Lillian Wanja/Save the Elephants

Date Published

Conservation partners and Karatina University leadership at the symposium. © Save the Elephants/Karatina University

A symposium organised by Save the Elephants to encourage more students to pursue a career in conservation was held in central Kenya this year. There has been growing concern by the number of natural science students increasingly leaving the field for other sectors upon graduation, and it was hoped the symposium would help address the issue.

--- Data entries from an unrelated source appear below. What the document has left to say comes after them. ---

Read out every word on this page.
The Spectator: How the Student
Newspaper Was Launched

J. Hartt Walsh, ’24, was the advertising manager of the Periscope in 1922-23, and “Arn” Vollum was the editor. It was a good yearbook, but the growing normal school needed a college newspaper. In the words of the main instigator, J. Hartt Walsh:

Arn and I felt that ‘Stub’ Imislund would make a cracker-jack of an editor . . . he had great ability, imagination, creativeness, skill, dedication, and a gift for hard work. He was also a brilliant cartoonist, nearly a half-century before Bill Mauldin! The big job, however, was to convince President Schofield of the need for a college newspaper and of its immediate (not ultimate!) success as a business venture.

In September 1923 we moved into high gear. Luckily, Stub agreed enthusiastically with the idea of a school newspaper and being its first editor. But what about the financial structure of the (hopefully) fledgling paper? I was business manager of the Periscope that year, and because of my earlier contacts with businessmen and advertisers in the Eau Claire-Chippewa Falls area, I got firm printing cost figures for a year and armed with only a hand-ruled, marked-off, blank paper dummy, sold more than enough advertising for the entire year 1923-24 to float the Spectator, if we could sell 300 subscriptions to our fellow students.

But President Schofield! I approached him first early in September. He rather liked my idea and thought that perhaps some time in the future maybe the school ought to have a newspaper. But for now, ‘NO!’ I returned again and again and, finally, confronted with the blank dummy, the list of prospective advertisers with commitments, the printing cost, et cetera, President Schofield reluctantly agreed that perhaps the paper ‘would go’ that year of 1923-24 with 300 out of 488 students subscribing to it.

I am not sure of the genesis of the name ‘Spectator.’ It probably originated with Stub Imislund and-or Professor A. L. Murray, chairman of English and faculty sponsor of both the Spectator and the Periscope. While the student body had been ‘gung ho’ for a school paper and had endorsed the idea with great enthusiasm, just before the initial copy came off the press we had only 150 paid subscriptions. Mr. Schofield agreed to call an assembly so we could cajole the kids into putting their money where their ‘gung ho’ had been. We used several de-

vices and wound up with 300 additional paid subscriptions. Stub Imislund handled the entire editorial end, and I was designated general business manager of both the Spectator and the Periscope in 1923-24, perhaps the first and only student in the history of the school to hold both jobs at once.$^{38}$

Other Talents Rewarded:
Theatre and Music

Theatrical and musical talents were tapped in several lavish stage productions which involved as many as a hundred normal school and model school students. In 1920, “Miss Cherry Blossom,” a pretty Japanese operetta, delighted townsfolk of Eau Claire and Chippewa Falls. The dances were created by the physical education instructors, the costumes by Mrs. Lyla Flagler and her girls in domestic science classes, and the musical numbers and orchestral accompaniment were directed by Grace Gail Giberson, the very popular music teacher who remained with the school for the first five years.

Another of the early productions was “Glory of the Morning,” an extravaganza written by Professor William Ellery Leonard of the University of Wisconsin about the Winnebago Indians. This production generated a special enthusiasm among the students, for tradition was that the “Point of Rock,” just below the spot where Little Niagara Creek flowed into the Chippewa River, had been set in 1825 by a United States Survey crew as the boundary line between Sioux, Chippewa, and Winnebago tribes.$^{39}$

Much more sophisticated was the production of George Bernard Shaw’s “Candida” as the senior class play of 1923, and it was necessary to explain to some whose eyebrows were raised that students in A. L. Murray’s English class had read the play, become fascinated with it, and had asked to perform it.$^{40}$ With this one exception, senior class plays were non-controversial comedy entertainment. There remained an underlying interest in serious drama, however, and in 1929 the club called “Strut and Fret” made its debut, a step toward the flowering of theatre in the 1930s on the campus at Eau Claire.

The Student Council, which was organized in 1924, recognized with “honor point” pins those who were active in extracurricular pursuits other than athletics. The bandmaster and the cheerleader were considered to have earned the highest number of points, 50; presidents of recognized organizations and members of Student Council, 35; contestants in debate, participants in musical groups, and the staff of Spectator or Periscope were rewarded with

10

“During the administration of our MSc scholarships, we noted a pattern of undergraduates drifting towards other sectors due to limited knowledge about industry players and career pathways. The symposium aimed to bridge that gap,” said Nancy Odweyo, STE’s Head of Projects and Education.

More than 200 students gained invaluable insights from the conservation careers symposium which was held at Karatina University (KarU). Nine conservation organisations attended with the goal of connecting undergraduates with sector players.

One of the symposium’s standout features was its emphasis on inclusivity. Students explored  diverse roles within conservation, from field research to policy advocacy and community engagement. An engaging exhibition and networking session further enriched the experience.

Francis Kago of Born Free Foundation presenting at the KarU Career Symposium. © Save the Elephants/Karatina University

“The symposium provided a platform for students to understand existing career opportunities, gain insights from industry experts and network with passionate conservationists,” says Dr Flora Namu, Dean of the School of Natural Resources Management and Environmental Studies at Karatina University (KarU).

Representatives from Amboseli Trust for Elephants, Born Free Kenya, East Africa Wildlife Society, Ewaso Lions, Grevy’s Zebra Trust, Lewa Wildlife Conservancy, Mpala Research Centre, and Space for Giants attended  the event. This was the first time multiple players in the conservation field gathered in one place to offer students career insights and opportunities.

University students at the Lewa Wildlife Conservancy exhibition stand during the event. © Save the Elephants/Karatina University

For students from KarU and Dedan Kimathi University of Technology, it was a chance to connect directly with potential employers. Collins Kibet, a final-year student at KarU says: “My expectations have all been met; I have been empowered and enlightened on career paths.”

In today’s rapidly changing landscape, grooming passionate and skilled conservationists is more urgent than ever. With continued support, STE plans to make this an annual event, expanding its impact and reach, whilst inspiring a new generation of conservation champions.